José Luis Zalazar

Personal information
- Full name: José Luis Zalazar Rodríguez
- Date of birth: 26 October 1963 (age 62)
- Place of birth: Montevideo, Uruguay
- Height: 1.82 m (6 ft 0 in)
- Position: Attacking midfielder

Senior career*
- Years: Team / Apps / (Gls)
- 1982–1986: Peñarol / 98 / (41)
- 1986–1987: Tecos UAG / 20 / (11)
- 1987–1988: Cádiz / 33 / (6)
- 1988–1990: Espanyol / 16 / (1)
- 1990–1996: Albacete / 218 / (72)
- 1996–1997: Racing Santander / 39 / (4)
- 1997: Nacional / 17 / (3)
- 1997: Bella Vista / 13 / (3)
- 1998–1999: Albacete / 12 / (0)
- Total:  / 466 / (141)

International career
- 1984–1993: Uruguay / 29 / (4)

= José Zalazar =

Uruguayan footballer (born 1963)

José Luis Zalazar Rodríguez (born 26 October 1963) is a Uruguayan retired professional footballer who played mostly as an attacking midfielder.

Nicknamed El Oso (Bear), he played most of his career in Spain, especially with Albacete, being part of the club's most long tenure in La Liga. He was also notable for his strong and accurate right-foot shot, as demonstrated with several goals from long distance, particularly from free kicks.

An Uruguay international for nearly one decade, Zalazar represented the country at the 1986 World Cup.

==Club career==
Born in Montevideo, Zalazar started his career at local club Peñarol in 1982. After the 1986 FIFA World Cup he joined Mexican club Universidad Autónoma de Guadalajara where, in his first year, he was the highest goalscorer of the tournament with 23 goals overall. He then moved to Spain, where he played with Cádiz one season before returning to Mexico for 1988–89, again with the Tecos.
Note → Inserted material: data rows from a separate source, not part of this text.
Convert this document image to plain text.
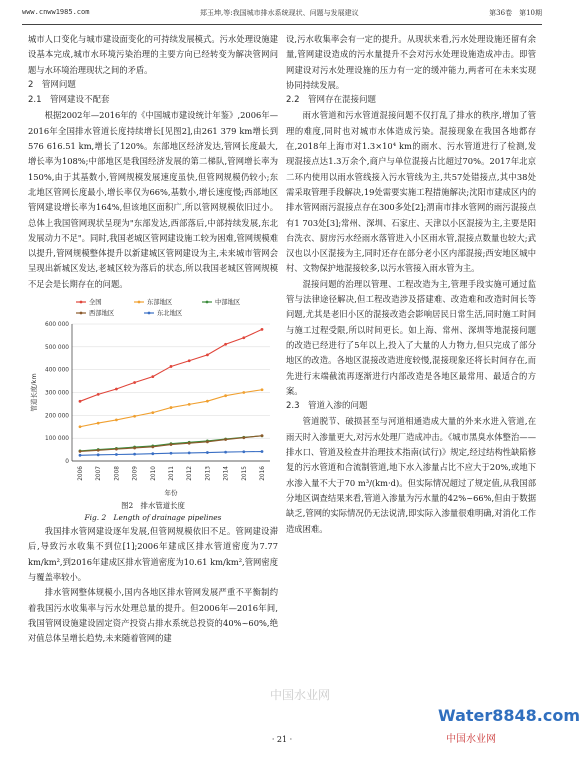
www.cnww1985.com	郑玉坤,等:我国城市排水系统现状、问题与发展建议	第36卷　第10期

城市人口变化与城市建设面变化的可持续发展模式。污水处理设施建设基本完成,城市水环境污染治理的主要方向已经转变为解决管网问题与水环境治理现状之间的矛盾。

2　管网问题
2.1　管网建设不配套

根据2002年—2016年的《中国城市建设统计年鉴》,2006年—2016年全国排水管道长度持续增长[见图2],由261 379 km增长到576 616.51 km,增长了120%。东部地区经济发达,管网长度最大,增长率为108%;中部地区是我国经济发展的第二梯队,管网增长率为150%,由于其基数小,管网规模发展速度虽快,但管网规模仍较小;东北地区管网长度最小,增长率仅为66%,基数小,增长速度慢;西部地区管网建设增长率为164%,但该地区面积广,所以管网规模依旧过小。总体上我国管网现状呈现为"东部发达,西部落后,中部持续发展,东北发展动力不足"。同时,我国老城区管网建设施工较为困难,管网规模难以提升,管网规模整体提升以新建城区管网建设为主,未来城市管网会呈现出新城区发达,老城区较为落后的状态,所以我国老城区管网规模不足会是长期存在的问题。

0
100 000
200 000
300 000
400 000
500 000
600 000
2006 2007 2008 2009 2010 2011 2012 2013 2014 2015 2016
年份
管道长度/km
全国	东部地区	中部地区
西部地区	东北地区
图2　排水管道长度
Fig. 2　Length of drainage pipelines

我国排水管网建设逐年发展,但管网规模依旧不足。管网建设滞后,导致污水收集不到位[1];2006年建成区排水管道密度为7.77 km/km²,到2016年建成区排水管道密度为10.61 km/km²,管网密度与覆盖率较小。

排水管网整体规模小,国内各地区排水管网发展严重不平衡制约着我国污水收集率与污水处理总量的提升。但2006年—2016年间,我国管网设施建设固定资产投资占排水系统总投资的40%~60%,绝对值总体呈增长趋势,未来随着管网的建

设,污水收集率会有一定的提升。从现状来看,污水处理设施还留有余量,管网建设造成的污水量提升不会对污水处理设施造成冲击。即管网建设对污水处理设施的压力有一定的缓冲能力,两者可在未来实现协同持续发展。

2.2　管网存在混接问题

雨水管道和污水管道混接问题不仅打乱了排水的秩序,增加了管理的难度,同时也对城市水体造成污染。混接现象在我国各地都存在,2018年上海市对1.3×10⁴ km的雨水、污水管道进行了检测,发现混接点达1.3万余个,商户与单位混接占比超过70%。2017年北京二环内使用以雨水管线接入污水管线为主,共57处错接点,其中38处需采取管理手段解决,19处需要实施工程措施解决;沈阳市建成区内的排水管网雨污混接点存在300多处[2];渭南市排水管网的雨污混接点有1 703处[3];常州、深圳、石家庄、天津以小区混接为主,主要是阳台洗衣、厨房污水经雨水落管进入小区雨水管,混接点数量也较大;武汉也以小区混接为主,同时还存在部分老小区内部混接;西安地区城中村、文物保护地混接较多,以污水管接入雨水管为主。

混接问题的治理以管理、工程改造为主,管理手段实施可通过监管与法律途径解决,但工程改造涉及搭建难、改造难和改造时间长等问题,尤其是老旧小区的混接改造会影响居民日常生活,同时施工时间与施工过程受限,所以时间更长。如上海、常州、深圳等地混接问题的改造已经进行了5年以上,投入了大量的人力物力,但只完成了部分地区的改造。各地区混接改造进度较慢,混接现象还将长时间存在,而先进行末端截流再逐渐进行内部改造是各地区最常用、最适合的方案。

2.3　管道入渗的问题

管道脱节、破损甚至与河道相通造成大量的外来水进入管道,在雨天时入渗量更大,对污水处理厂造成冲击。《城市黑臭水体整治——排水口、管道及检查井治理技术指南(试行)》规定,经过结构性缺陷修复的污水管道和合流制管道,地下水入渗量占比不应大于20%,或地下水渗入量不大于70 m³/(km·d)。但实际情况超过了规定值,从我国部分地区调查结果来看,管道入渗量为污水量的42%~66%,但由于数据缺乏,管网的实际情况仍无法说清,即实际入渗量很难明确,对消化工作造成困难。

· 21 ·
中国水业网
Water8848.com
中国水业网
Zalazar returned to Spain in 1989, playing one year in its second division with Español. He then joined Albacete, where he would have his most successful period, playing six seasons and being part of the squad known as Queso Mecánico ("Clockwork Cheese"). He started his spell at the Castilla–La Mancha team in the second level, scoring 15 times in all 38 matches in an eventual promotion – including two crucial ones against Salamanca.
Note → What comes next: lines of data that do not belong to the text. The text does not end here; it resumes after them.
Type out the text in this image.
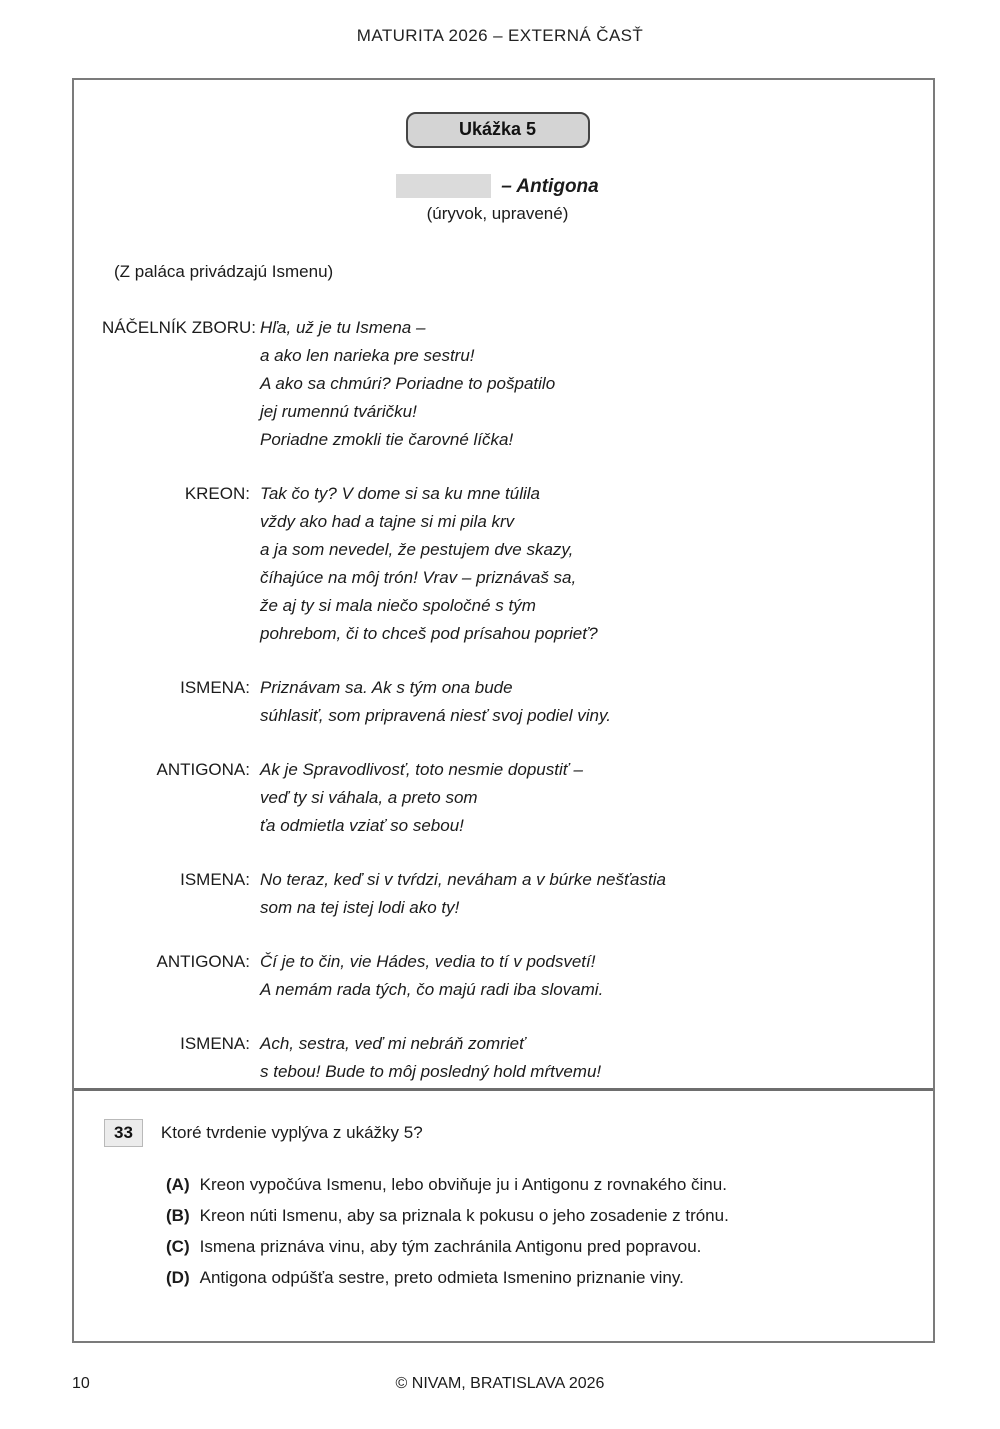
MATURITA 2026 – EXTERNÁ ČASŤ
Ukážka 5
– Antigona
(úryvok, upravené)
(Z paláca privádzajú Ismenu)
NÁČELNÍK ZBORU: Hľa, už je tu Ismena –
a ako len narieka pre sestru!
A ako sa chmúri? Poriadne to pošpatilo
jej rumennú tváričku!
Poriadne zmokli tie čarovné líčka!
KREON: Tak čo ty? V dome si sa ku mne túlila
vždy ako had a tajne si mi pila krv
a ja som nevedel, že pestujem dve skazy,
číhajúce na môj trón! Vrav – priznávaš sa,
že aj ty si mala niečo spoločné s tým
pohrebom, či to chceš pod prísahou poprieť?
ISMENA: Priznávam sa. Ak s tým ona bude
súhlasiť, som pripravená niesť svoj podiel viny.
ANTIGONA: Ak je Spravodlivosť, toto nesmie dopustiť –
veď ty si váhala, a preto som
ťa odmietla vziať so sebou!
ISMENA: No teraz, keď si v tvŕdzi, neváham a v búrke nešťastia
som na tej istej lodi ako ty!
ANTIGONA: Čí je to čin, vie Hádes, vedia to tí v podsvetí!
A nemám rada tých, čo majú radi iba slovami.
ISMENA: Ach, sestra, veď mi nebráň zomrieť
s tebou! Bude to môj posledný hold mŕtvemu!
33	Ktoré tvrdenie vyplýva z ukážky 5?
(A) Kreon vypočúva Ismenu, lebo obviňuje ju i Antigonu z rovnakého činu.
(B) Kreon núti Ismenu, aby sa priznala k pokusu o jeho zosadenie z trónu.
(C) Ismena priznáva vinu, aby tým zachránila Antigonu pred popravou.
(D) Antigona odpúšťa sestre, preto odmieta Ismenino priznanie viny.
10	© NIVAM, BRATISLAVA 2026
During 1991–92's La Liga, Zalazar again played in all the games, adding 13 goals and helping Albacete finish in seventh place, the highest position ever reached by the club in the top division. His performances earned him the EFE Trophy by Spanish news agency EFE, awarded to the best Ibero-American player in the competition every year. During his career at Albacete, he also became the club's all-time leader in top level appearances, with 180 matches, and goals, with 57.
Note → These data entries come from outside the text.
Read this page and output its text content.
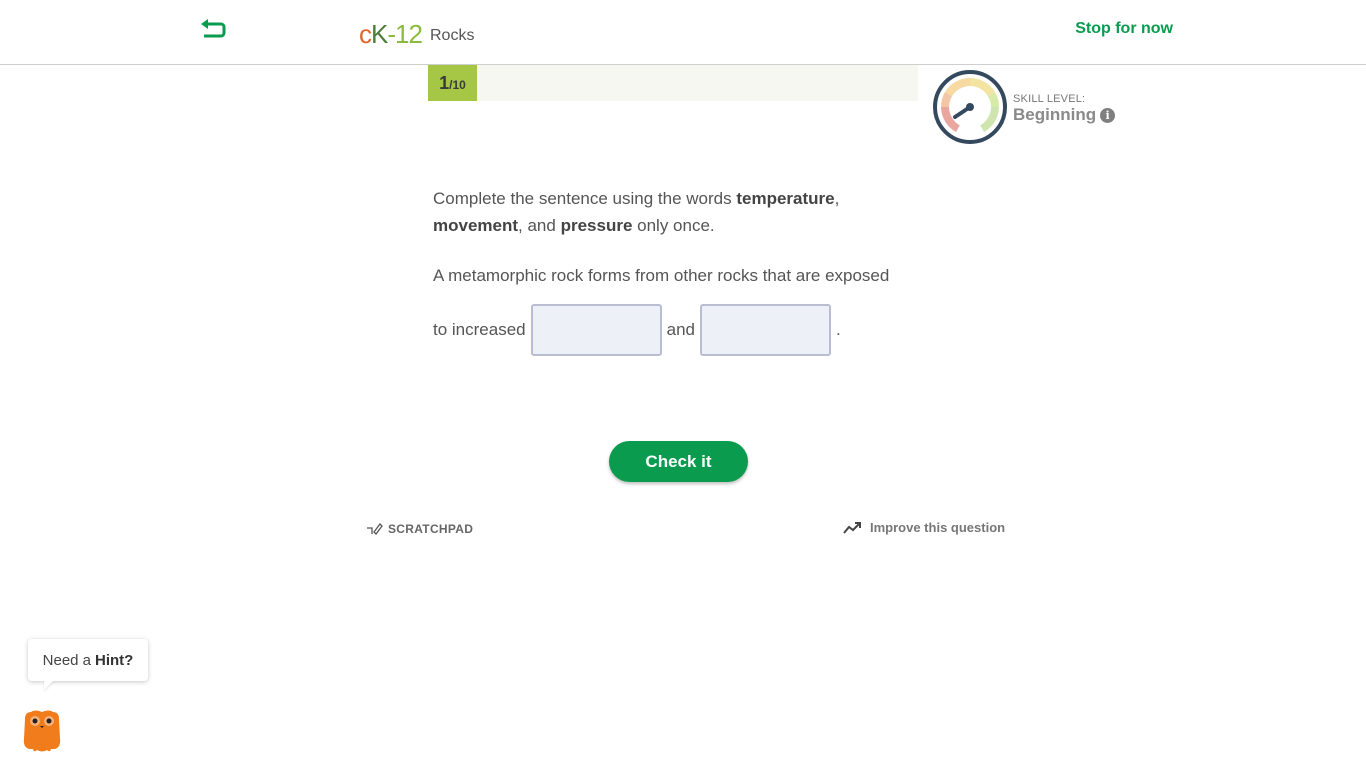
cK-12 Rocks	Stop for now
1 /10
SKILL LEVEL:
Beginning i
Complete the sentence using the words temperature,
movement, and pressure only once.
A metamorphic rock forms from other rocks that are exposed
to increased	and	.
Check it
SCRATCHPAD	Improve this question
Need a Hint?
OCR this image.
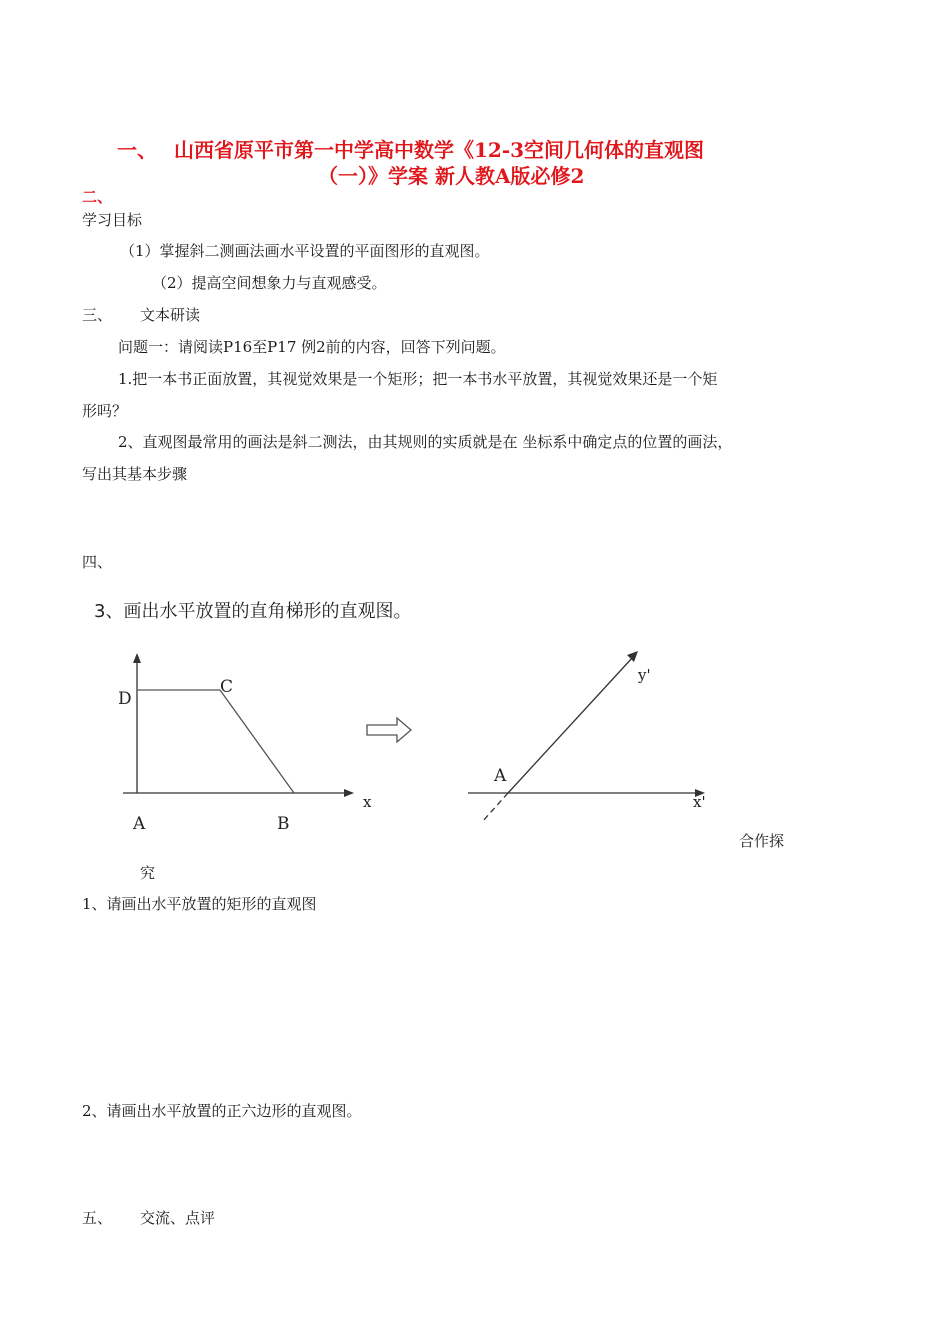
一、 山西省原平市第一中学高中数学《12-3空间几何体的直观图
（一）》学案 新人教A版必修2
二、
学习目标
（1）掌握斜二测画法画水平设置的平面图形的直观图。
（2）提高空间想象力与直观感受。
三、 文本研读
问题一：请阅读P16至P17 例2前的内容，回答下列问题。
1.把一本书正面放置，其视觉效果是一个矩形；把一本书水平放置，其视觉效果还是一个矩
形吗？
2、直观图最常用的画法是斜二测法，由其规则的实质就是在 坐标系中确定点的位置的画法，
写出其基本步骤
四、
3、画出水平放置的直角梯形的直观图。
D
C
A	B
x
A
y'
x'
合作探
究
1、请画出水平放置的矩形的直观图
2、请画出水平放置的正六边形的直观图。
五、 交流、点评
After Albacete was relegated back to division two at the end of 1995–96, Zalazar left for Racing Santander for one single campaign. The following year, he returned to Uruguay, playing in the 1997 Apertura tournament for hometown's Nacional and in the Clausura for Bella Vista. After a brief retirement, the 35-year-old rejoined Albacete, still in the second tier, leaving the game for good at the end of the season.

==International career==
Zalazar obtained a total of 29 caps for the Uruguay national team. Having made his official debut on 13 June 1984 against England in a 2–0 win, he was part of the squad at the 1986 FIFA World Cup, making his only appearance of the tournament during the second half of a group stage 1–6 loss to Denmark.

Zalazar also played six matches during the 1994 World Cup qualification process, his last representing Uruguay, which did not qualify.

==Personal life==
Zalazar has three sons and all of them are footballers. His eldest son Kuki Zalazar is a former Spanish youth international and currently plays as forward for Ceuta. Rodrigo Zalazar is a Uruguayan international and currently plays as a midfielder for Portuguese club Sporting CP, while his youngest son Mauro Zalazar also plays as a midfielder for German club Schalke 04.